Atlas Barber School

VANISHED

I am sad to report, the Atlas Barber School and shop closed forever this past Saturday after the landlord raised the rent to an impossible $11,000 per month. Just off Astor Place in the East Village, on 3rd Ave. and 9th St., Atlas had been in business since 1948.


all color photos from last day of Atlas

When I heard the news from tipster Marcus, I ran in for a last cut. I talked to Sheila Gray, director of the school. She was too upset to talk much about the closure, except to express frustration about the rent hike and sadness about closing. She pointed to a statue of St. Jude in the back office, a room cluttered with papers and framed certificates, and said, "See that statue of St. Jude? My father carried it everywhere. He's the saint of lost causes." She shrugged as if to say "so much for that."

When I told her that Atlas had kept me in haircuts during my early lean years in the neighborhood, she gave me a hug. (She asked me to wait to post this story until today, when the closure is official.)


last haircut

The school began at 87 Third Avenue, then moved to Times Square in the 1950s where Atlas, unlike many schools at the time, trained several women barbers. As the Times put it in 1959, "The barber shop, long a sanctuary for the American man, is being invaded by women. And...they are barbers."

Atlas later moved back down to Third Avenue. There it weathered the "Scissorless Seventies," when the barbering world, having survived the female invasion, now panicked about the long hair trend. The venerable crew cut, said many reports, had vanished forever.


the Times Square school, 1950s, Atlas website

But the 1980s turned business around. Said Atlas instructor Lou Bucaria to the Times in 1985, "The future is bright. Although long hair once threatened to destroy the barbering industry as we know it, the future is short hair, more haircuts. Indeed, even women now want the same short haircuts as the men." At that time, the price for a haircut was $2.75.

By 1993, the price at Atlas was $5--where it stayed. Throughout the 1990s, there were 42 chairs at Atlas and "no waiting," with a storefront on 3rd and another running through to 10th Street. At some point, perhaps after 2000, they closed the 10th Street side. It's possible that times had gotten tough again for this long-time survivor and living artifact of another New York.



According to the school's website (now gone), Atlas was "the only barber school still thriving in the old Barber School District, which was once located in the East Village.
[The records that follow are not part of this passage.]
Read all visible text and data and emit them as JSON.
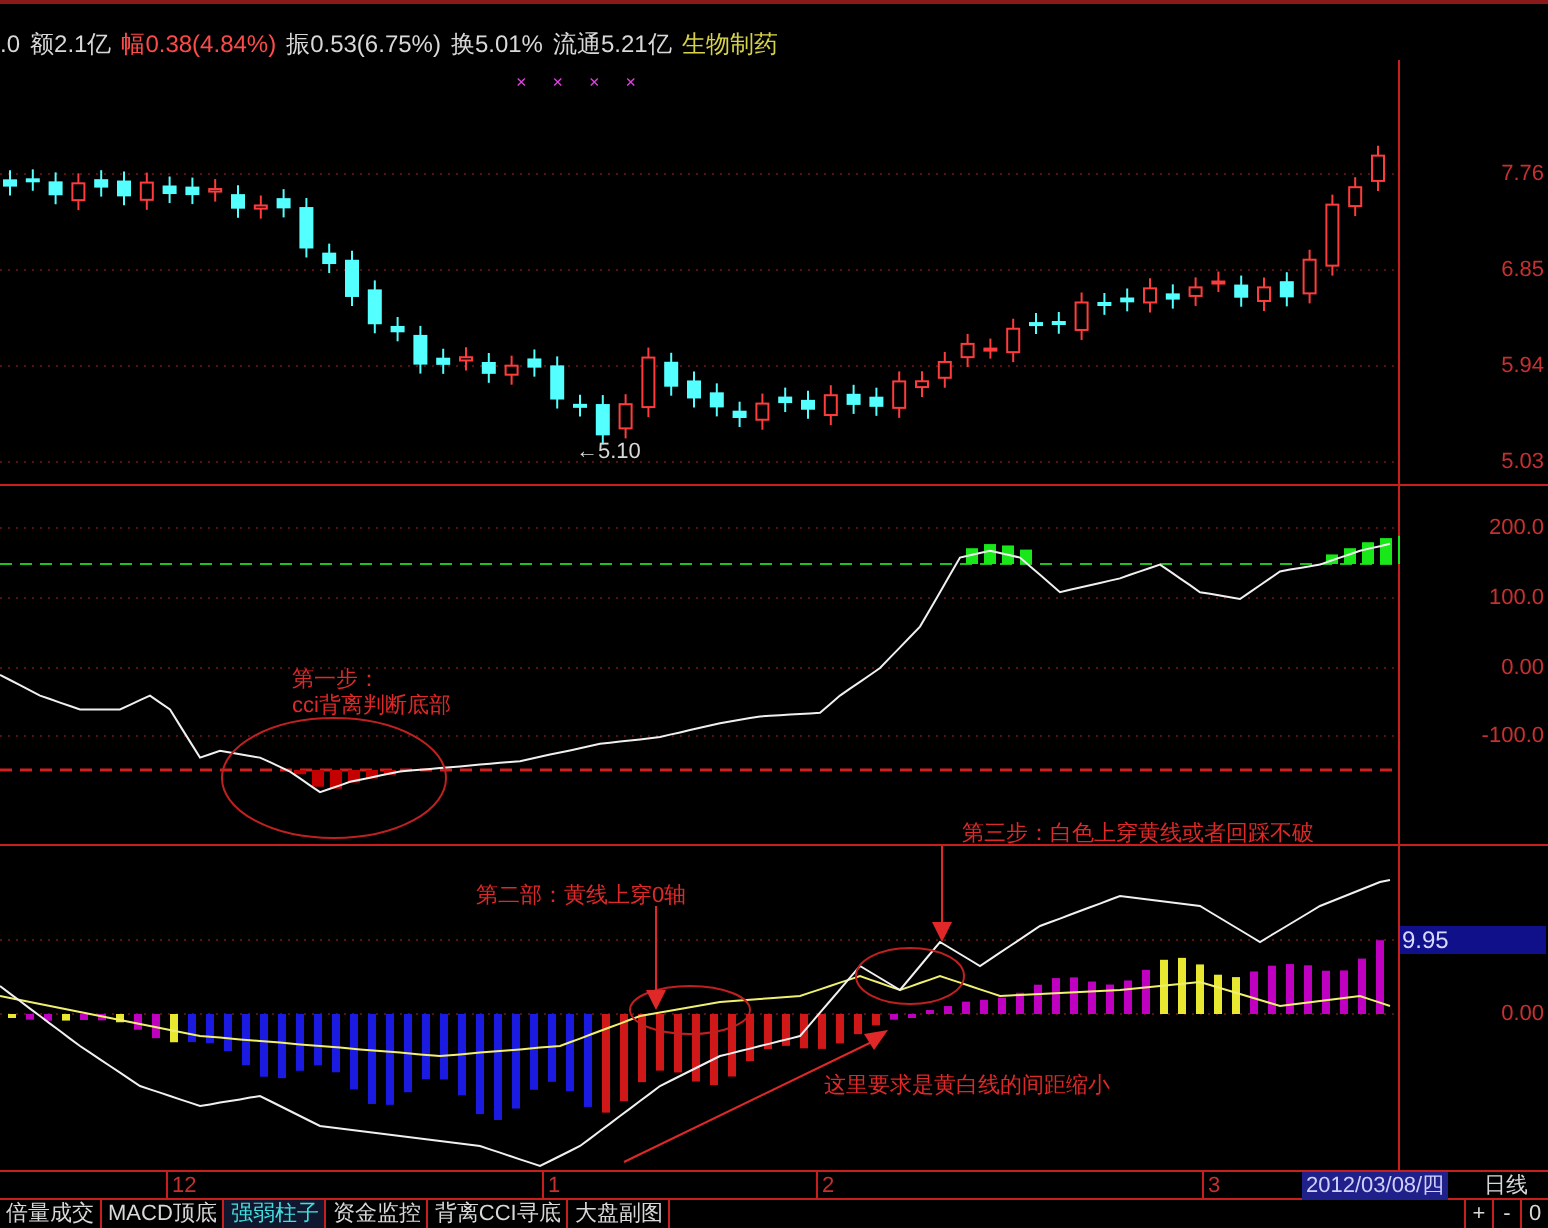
{
  "quote_bar": {
    "items": [
      {
        "text": ".0",
        "kind": "neutral"
      },
      {
        "text": "额2.1亿",
        "kind": "neutral"
      },
      {
        "text": "幅0.38(4.84%)",
        "kind": "rise"
      },
      {
        "text": "振0.53(6.75%)",
        "kind": "neutral"
      },
      {
        "text": "换5.01%",
        "kind": "neutral"
      },
      {
        "text": "流通5.21亿",
        "kind": "neutral"
      },
      {
        "text": "生物制药",
        "kind": "sector"
      }
    ],
    "markers": [
      "×",
      "×",
      "×",
      "×"
    ]
  },
  "price_panel": {
    "axis_labels": [
      "7.76",
      "6.85",
      "5.94",
      "5.03"
    ],
    "low_label": "←5.10"
  },
  "cci_panel": {
    "axis_labels": [
      "200.0",
      "100.0",
      "0.00",
      "-100.0"
    ],
    "note_title": "第一步：",
    "note_body": "cci背离判断底部"
  },
  "strength_panel": {
    "value_badge": "9.95",
    "axis_labels": [
      "0.00"
    ],
    "notes": [
      "第二部：黄线上穿0轴",
      "第三步：白色上穿黄线或者回踩不破",
      "这里要求是黄白线的间距缩小"
    ]
  },
  "x_axis": {
    "labels": [
      "12",
      "1",
      "2",
      "3"
    ],
    "date": "2012/03/08/四",
    "period": "日线"
  },
  "tabs": [
    {
      "label": "倍量成交",
      "selected": false
    },
    {
      "label": "MACD顶底",
      "selected": false
    },
    {
      "label": "强弱柱子",
      "selected": true
    },
    {
      "label": "资金监控",
      "selected": false
    },
    {
      "label": "背离CCI寻底",
      "selected": false
    },
    {
      "label": "大盘副图",
      "selected": false
    }
  ],
  "zoom_buttons": [
    "+",
    "-",
    "0"
  ]
}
In its heyday, according to the Museum of the City of New York, The Bowery had as many as two barber schools per block. Today, Atlas Barber School is the only barber school left from that era and it is currently the oldest barber school in operation in New York State."

Lillian Ross visited the school in 1980 to write about it for the New Yorker magazine. She called it "the only classic, shave-teaching barber school left in the city."


click to enlarge

With the loss of Atlas, we have lost the last of a breed--the last barber school of the old Barber School District; the last classic, shave-teaching barber school in the city; and the oldest barber school in the state of New York.
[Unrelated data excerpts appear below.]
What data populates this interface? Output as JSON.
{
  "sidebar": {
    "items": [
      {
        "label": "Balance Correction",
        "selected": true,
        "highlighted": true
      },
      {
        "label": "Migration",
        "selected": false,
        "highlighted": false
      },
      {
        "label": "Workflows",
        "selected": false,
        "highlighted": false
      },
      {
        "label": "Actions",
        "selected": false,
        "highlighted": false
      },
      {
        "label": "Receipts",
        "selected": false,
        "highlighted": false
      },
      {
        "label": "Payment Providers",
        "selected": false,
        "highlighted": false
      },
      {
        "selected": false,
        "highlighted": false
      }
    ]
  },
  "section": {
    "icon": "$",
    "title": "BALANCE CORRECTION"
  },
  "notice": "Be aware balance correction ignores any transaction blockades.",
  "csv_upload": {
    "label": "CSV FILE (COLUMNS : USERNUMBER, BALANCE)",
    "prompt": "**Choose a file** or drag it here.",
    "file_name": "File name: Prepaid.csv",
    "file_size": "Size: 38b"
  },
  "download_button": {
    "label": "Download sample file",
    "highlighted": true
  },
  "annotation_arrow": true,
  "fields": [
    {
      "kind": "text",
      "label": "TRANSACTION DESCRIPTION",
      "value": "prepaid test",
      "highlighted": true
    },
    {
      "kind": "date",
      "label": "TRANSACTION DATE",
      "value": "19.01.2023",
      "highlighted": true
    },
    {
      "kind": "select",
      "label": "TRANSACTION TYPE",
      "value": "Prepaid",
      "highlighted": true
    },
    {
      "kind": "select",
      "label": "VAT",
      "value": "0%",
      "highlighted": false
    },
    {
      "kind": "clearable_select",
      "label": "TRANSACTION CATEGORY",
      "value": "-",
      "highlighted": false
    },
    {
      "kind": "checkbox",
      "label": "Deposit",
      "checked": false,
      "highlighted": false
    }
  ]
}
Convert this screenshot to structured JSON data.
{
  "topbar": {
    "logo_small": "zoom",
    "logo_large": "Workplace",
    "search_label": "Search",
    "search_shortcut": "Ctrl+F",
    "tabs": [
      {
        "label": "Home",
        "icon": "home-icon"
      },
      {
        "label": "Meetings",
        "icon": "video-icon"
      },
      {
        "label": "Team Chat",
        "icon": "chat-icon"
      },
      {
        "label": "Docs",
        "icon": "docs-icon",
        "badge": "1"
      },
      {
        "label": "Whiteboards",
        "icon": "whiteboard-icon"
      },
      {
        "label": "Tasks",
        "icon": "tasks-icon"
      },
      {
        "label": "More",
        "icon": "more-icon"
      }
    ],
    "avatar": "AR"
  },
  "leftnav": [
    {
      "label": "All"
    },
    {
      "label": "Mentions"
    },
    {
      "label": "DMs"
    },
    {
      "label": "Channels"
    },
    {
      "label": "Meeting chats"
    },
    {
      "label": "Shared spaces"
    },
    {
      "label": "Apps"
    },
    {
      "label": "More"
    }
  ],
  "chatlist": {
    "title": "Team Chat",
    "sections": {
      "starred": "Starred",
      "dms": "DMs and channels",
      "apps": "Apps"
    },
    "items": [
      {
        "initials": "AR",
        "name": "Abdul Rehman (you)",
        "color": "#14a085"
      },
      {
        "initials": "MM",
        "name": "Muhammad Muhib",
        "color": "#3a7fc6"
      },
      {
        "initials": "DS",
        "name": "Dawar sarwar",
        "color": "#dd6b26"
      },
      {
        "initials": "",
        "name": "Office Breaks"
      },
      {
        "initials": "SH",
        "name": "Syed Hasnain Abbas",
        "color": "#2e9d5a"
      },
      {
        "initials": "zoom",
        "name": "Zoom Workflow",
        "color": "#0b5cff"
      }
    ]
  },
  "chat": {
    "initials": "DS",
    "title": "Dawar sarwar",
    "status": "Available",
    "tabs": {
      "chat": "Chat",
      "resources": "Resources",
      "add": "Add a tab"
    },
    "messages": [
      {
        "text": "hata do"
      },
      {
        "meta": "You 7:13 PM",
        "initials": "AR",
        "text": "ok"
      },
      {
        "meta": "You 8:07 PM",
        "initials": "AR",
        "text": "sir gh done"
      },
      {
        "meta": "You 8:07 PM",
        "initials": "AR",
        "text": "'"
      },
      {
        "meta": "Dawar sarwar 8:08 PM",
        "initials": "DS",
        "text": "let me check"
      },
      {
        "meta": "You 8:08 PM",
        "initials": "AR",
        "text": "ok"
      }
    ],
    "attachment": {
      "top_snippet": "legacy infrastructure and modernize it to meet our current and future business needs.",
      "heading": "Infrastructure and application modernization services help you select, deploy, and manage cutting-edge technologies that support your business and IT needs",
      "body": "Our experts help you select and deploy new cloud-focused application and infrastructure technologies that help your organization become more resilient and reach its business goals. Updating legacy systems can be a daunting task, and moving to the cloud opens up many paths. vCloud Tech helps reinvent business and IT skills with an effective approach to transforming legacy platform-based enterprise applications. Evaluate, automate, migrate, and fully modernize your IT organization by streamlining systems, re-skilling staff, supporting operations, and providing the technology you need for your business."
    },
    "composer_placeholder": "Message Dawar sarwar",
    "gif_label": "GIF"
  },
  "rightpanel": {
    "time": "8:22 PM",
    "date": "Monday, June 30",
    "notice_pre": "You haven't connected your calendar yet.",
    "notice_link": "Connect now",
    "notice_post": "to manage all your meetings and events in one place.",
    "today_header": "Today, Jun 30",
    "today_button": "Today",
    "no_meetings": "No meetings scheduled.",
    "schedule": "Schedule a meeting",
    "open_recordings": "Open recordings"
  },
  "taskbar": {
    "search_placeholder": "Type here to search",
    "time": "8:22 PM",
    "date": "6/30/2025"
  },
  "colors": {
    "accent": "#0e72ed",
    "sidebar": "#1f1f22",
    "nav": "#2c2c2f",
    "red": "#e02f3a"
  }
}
Atlas was in business for 64 years. They offered the cheapest haircuts around--pretty much anyone could afford it.

But none of this matters, because the landlord wants $11,000 a month. After all, Astor Place is changing--a shiny new tower is coming, and shiny new towers bring shiny new people who want all things to be shiny and new. As Sheila noted to me, Atlas and the East Village Cheese shop are the only old-school businesses left on the block--now the cheese stands alone and we have to wonder for how much longer.



I wrote here about Atlas in 2008. At the time I chatted with one of the instructors and asked her if she thought Atlas would last much longer. "She shook her head to say 'who knows'...and wondered about 'that big new building down there,' the Cooper Square Hotel, 'it's so out of place--did they mean to make it look like it's falling over?'"

This weekend, while waiting for my last haircut, I talked to a couple of old-timers. One white-haired man who'd just gone in for a trim, leaned on his cane and turned up his hearing aid when I asked him, "Where are you gonna go now?" He just shook his head and said, "That's right. Where am I gonna go?"



Post-Script: Reader Laura sends in a shot from today--as the school has been emptied into a Dumpster.